Both the ICE and TE exhibited similarly large values in areas of poor registration. The extent of our registration uncertainties, as assessed by the DDM, ICE, or the TE, is in a similar range as the mean registration errors reported in previous studies (Brock 2010, Kirby et al 2013, Nie et al 2013, Varadhan et al 2013), although it should be pointed out that variations may be present given the choice of DIR algorithm and anatomy. We found a strong correlation between the DDM values of the bladder and the rectum, which might be an indication of the interplay between motion caused by the bladder filling and bowel gas as illustrated by e.g. Nijkamp et al (2008).

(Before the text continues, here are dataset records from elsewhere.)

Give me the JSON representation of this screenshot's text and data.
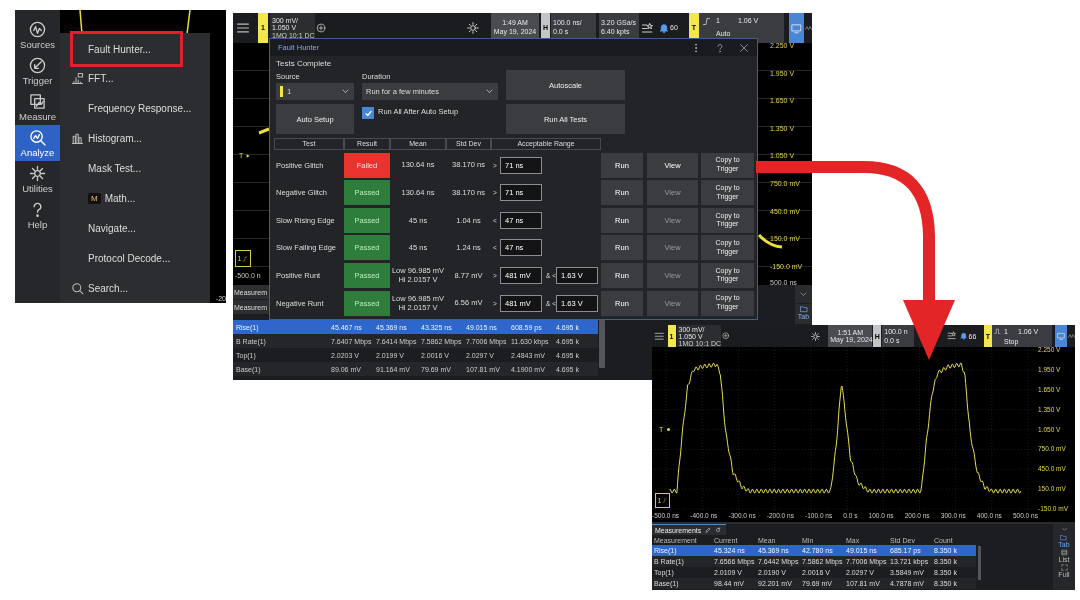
{
  "menu_screen": {
    "sidebar": [
      {
        "kind": "sources",
        "label": "Sources",
        "selected": false
      },
      {
        "kind": "trigger",
        "label": "Trigger",
        "selected": false
      },
      {
        "kind": "measure",
        "label": "Measure",
        "selected": false
      },
      {
        "kind": "analyze",
        "label": "Analyze",
        "selected": true
      },
      {
        "kind": "utilities",
        "label": "Utilities",
        "selected": false
      },
      {
        "kind": "help",
        "label": "Help",
        "selected": false
      }
    ],
    "menu": [
      {
        "kind": "plain",
        "label": "Fault Hunter...",
        "highlighted": true
      },
      {
        "kind": "fft",
        "label": "FFT...",
        "highlighted": false
      },
      {
        "kind": "plain",
        "label": "Frequency Response...",
        "highlighted": false
      },
      {
        "kind": "histogram",
        "label": "Histogram...",
        "highlighted": false
      },
      {
        "kind": "plain",
        "label": "Mask Test...",
        "highlighted": false
      },
      {
        "kind": "math",
        "badge": "M",
        "label": "Math...",
        "highlighted": false
      },
      {
        "kind": "plain",
        "label": "Navigate...",
        "highlighted": false
      },
      {
        "kind": "plain",
        "label": "Protocol Decode...",
        "highlighted": false
      },
      {
        "kind": "search",
        "label": "Search...",
        "highlighted": false
      }
    ],
    "axis_label": "-20"
  },
  "fault_hunter_screen": {
    "top_bar": {
      "channel": "1",
      "scale": "300 mV/",
      "offset": "1.050 V",
      "coupling": "1MΩ 10:1 DC",
      "time": "1:49 AM",
      "date": "May 19, 2024",
      "horizontal": "H",
      "timebase": "100.0 ns/",
      "delay": "0.0 s",
      "sample_rate": "3.20 GSa/s",
      "memory": "6.40 kpts",
      "notifications": "60",
      "trigger": {
        "kind": "edge",
        "badge": "T",
        "source": "1",
        "level": "1.06 V",
        "mode": "Auto"
      }
    },
    "trigger_marker": "T",
    "channel_marker": "1",
    "x_axis": [
      "-500.0 n",
      "500.0 ns"
    ],
    "y_axis": [
      "2.250 V",
      "1.950 V",
      "1.650 V",
      "1.350 V",
      "1.050 V",
      "750.0 mV",
      "450.0 mV",
      "150.0 mV",
      "-150.0 mV"
    ],
    "dialog": {
      "title": "Fault Hunter",
      "status": "Tests Complete",
      "source_label": "Source",
      "source": "1",
      "duration_label": "Duration",
      "duration": "Run for a few minutes",
      "auto_setup": "Auto Setup",
      "run_all_after": {
        "label": "Run All After Auto Setup",
        "checked": true
      },
      "autoscale": "Autoscale",
      "run_all": "Run All Tests",
      "columns": [
        "Test",
        "Result",
        "Mean",
        "Std Dev",
        "Acceptable Range"
      ],
      "rows": [
        {
          "test": "Positive Glitch",
          "result": "Failed",
          "kind": "failed",
          "mean": "130.64 ns",
          "std_dev": "38.170 ns",
          "limits": [
            {
              "op": ">",
              "value": "71 ns"
            }
          ],
          "run": "Run",
          "view": "View",
          "view_disabled": false,
          "copy": "Copy to Trigger"
        },
        {
          "test": "Negative Glitch",
          "result": "Passed",
          "kind": "passed",
          "mean": "130.64 ns",
          "std_dev": "38.170 ns",
          "limits": [
            {
              "op": ">",
              "value": "71 ns"
            }
          ],
          "run": "Run",
          "view": "View",
          "view_disabled": true,
          "copy": "Copy to Trigger"
        },
        {
          "test": "Slow Rising Edge",
          "result": "Passed",
          "kind": "passed",
          "mean": "45 ns",
          "std_dev": "1.04 ns",
          "limits": [
            {
              "op": "<",
              "value": "47 ns"
            }
          ],
          "run": "Run",
          "view": "View",
          "view_disabled": true,
          "copy": "Copy to Trigger"
        },
        {
          "test": "Slow Falling Edge",
          "result": "Passed",
          "kind": "passed",
          "mean": "45 ns",
          "std_dev": "1.24 ns",
          "limits": [
            {
              "op": "<",
              "value": "47 ns"
            }
          ],
          "run": "Run",
          "view": "View",
          "view_disabled": true,
          "copy": "Copy to Trigger"
        },
        {
          "test": "Positive Runt",
          "result": "Passed",
          "kind": "passed",
          "mean": "Low 96.985 mV\nHi 2.0157 V",
          "std_dev": "8.77 mV",
          "limits": [
            {
              "op": ">",
              "value": "481 mV"
            },
            {
              "op": "& <",
              "value": "1.63 V"
            }
          ],
          "run": "Run",
          "view": "View",
          "view_disabled": true,
          "copy": "Copy to Trigger"
        },
        {
          "test": "Negative Runt",
          "result": "Passed",
          "kind": "passed",
          "mean": "Low 96.985 mV\nHi 2.0157 V",
          "std_dev": "6.56 mV",
          "limits": [
            {
              "op": ">",
              "value": "481 mV"
            },
            {
              "op": "& <",
              "value": "1.63 V"
            }
          ],
          "run": "Run",
          "view": "View",
          "view_disabled": true,
          "copy": "Copy to Trigger"
        }
      ]
    },
    "measurement_tabs": [
      "Measurem",
      "Measurem"
    ],
    "measurements": [
      {
        "selected": true,
        "cells": [
          "Rise(1)",
          "45.467 ns",
          "45.369 ns",
          "43.325 ns",
          "49.015 ns",
          "608.59 ps",
          "4.695 k"
        ]
      },
      {
        "selected": false,
        "cells": [
          "B Rate(1)",
          "7.6407 Mbps",
          "7.6414 Mbps",
          "7.5862 Mbps",
          "7.7006 Mbps",
          "11.630 kbps",
          "4.695 k"
        ]
      },
      {
        "selected": false,
        "cells": [
          "Top(1)",
          "2.0203 V",
          "2.0199 V",
          "2.0016 V",
          "2.0297 V",
          "2.4843 mV",
          "4.695 k"
        ]
      },
      {
        "selected": false,
        "cells": [
          "Base(1)",
          "89.06 mV",
          "91.164 mV",
          "79.69 mV",
          "107.81 mV",
          "4.1900 mV",
          "4.695 k"
        ]
      }
    ],
    "tab_button": "Tab"
  },
  "capture_screen": {
    "top_bar": {
      "channel": "1",
      "scale": "300 mV/",
      "offset": "1.050 V",
      "coupling": "1MΩ 10:1 DC",
      "time": "1:51 AM",
      "date": "May 19, 2024",
      "horizontal": "H",
      "timebase": "100.0 n",
      "delay": "0.0 s",
      "notifications": "66",
      "trigger": {
        "kind": "pulse",
        "badge": "T",
        "source": "1",
        "level": "1.06 V",
        "mode": "Stop"
      }
    },
    "trigger_marker": "T",
    "channel_marker": "1",
    "y_axis": [
      "2.250 V",
      "1.950 V",
      "1.650 V",
      "1.350 V",
      "1.050 V",
      "750.0 mV",
      "450.0 mV",
      "150.0 mV",
      "-150.0 mV"
    ],
    "x_axis": [
      "-500.0 ns",
      "-400.0 ns",
      "-300.0 ns",
      "-200.0 ns",
      "-100.0 ns",
      "0.0 s",
      "100.0 ns",
      "200.0 ns",
      "300.0 ns",
      "400.0 ns",
      "500.0 ns"
    ],
    "measurements": {
      "tab": "Measurements",
      "columns": [
        "Measurement",
        "Current",
        "Mean",
        "Min",
        "Max",
        "Std Dev",
        "Count"
      ],
      "rows": [
        {
          "selected": true,
          "cells": [
            "Rise(1)",
            "45.324 ns",
            "45.369 ns",
            "42.780 ns",
            "49.015 ns",
            "685.17 ps",
            "8.350 k"
          ]
        },
        {
          "selected": false,
          "cells": [
            "B Rate(1)",
            "7.6566 Mbps",
            "7.6442 Mbps",
            "7.5862 Mbps",
            "7.7006 Mbps",
            "13.721 kbps",
            "8.350 k"
          ]
        },
        {
          "selected": false,
          "cells": [
            "Top(1)",
            "2.0109 V",
            "2.0190 V",
            "2.0016 V",
            "2.0297 V",
            "3.5849 mV",
            "8.350 k"
          ]
        },
        {
          "selected": false,
          "cells": [
            "Base(1)",
            "98.44 mV",
            "92.201 mV",
            "79.69 mV",
            "107.81 mV",
            "4.7878 mV",
            "8.350 k"
          ]
        }
      ]
    },
    "side_buttons": [
      {
        "kind": "tab",
        "label": "Tab",
        "selected": true
      },
      {
        "kind": "list",
        "label": "List",
        "selected": false
      },
      {
        "kind": "full",
        "label": "Full",
        "selected": false
      }
    ]
  }
}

In contrast to the DDM, ICE, and TE values, the DSC was slightly higher for the bladder (DSCmean = 0.81) than for the rectum (DSCmean = 0.72). These DSC values are comparable with those from other studies of the same organs (Thor et al 2011, Varadhan et al 2013, Zambrano 2013). The correlation with DSC using ICE, TE, or DDM was, however, modest for the rectum and weak for the bladder. It should be kept in mind that the DSC includes only volume information such that a higher DSC value does not necessarily indicate a more accurate registration (Kirby et al 2013). On the other hand, DDM, ICE, and TE correlated strongly with the ratio of the volumes of the deformed and the manually delineated structures (Vpost/Vref) with the strongest correlation for both structures observed with the DDM (rectum: Rp = 0.68; bladder: Rp = 0.53). The lack of correlation between the DDM, ICE, or TE and the pre-registered volume ratios (Vpre/Vref) or the DSC may indicate that this volumetric metric do not fully capture the full extent of the registration uncertainty.
Based on the results from this study, DDM resulted in higher correlations with the investigated volume ratios and the DSC compared to TE and ICE. Therefore, in the absence of a ground truth where absolute registration errors cannot be obtained, DDM can be used to quantify the underlying uncertainties for intra-patient DIR when multiple images (>3) are available. Given the absence of repeat intra-patient imaging, another application of the DDM could be to assess population based uncertainties from inter-patient DIR (Saleh 2014). As such, the generated 'inter-patient DDM ATLAS' could be deformed onto a new subject where patient specific uncertainties can't be obtained due to lack of longitudinal images.
Conclusion
Applied to intra-patient DIR for the bladder and the rectum, our automated DIR performance metric, the DDM, was more strongly correlated with post-DIR volume ratios than the commonly used DSC, the ICE or the TE. The DDM could, thus, be used to quantitatively evaluate DIR-related uncertainties and further identify regions of poor DIR both being essential for adaptive RT purposes.
Conflict of interest
None
Acknowledgment
The CT data were collected at Haukeland University Hospital, Bergen, Norway and provided by the responsible oncologist Svein Inge Helle and physicist Liv Bolstad Hysing. Lise Bentzen, Aarhus University Hospital, is acknowledged for approving the manually contoured bladder and rectal structures. This research was partially supported by the MSK Cancer Center Support Grant/Core Grant (P30 CA008748). This project was also supported in part through the NIH Grant R01 CA85181.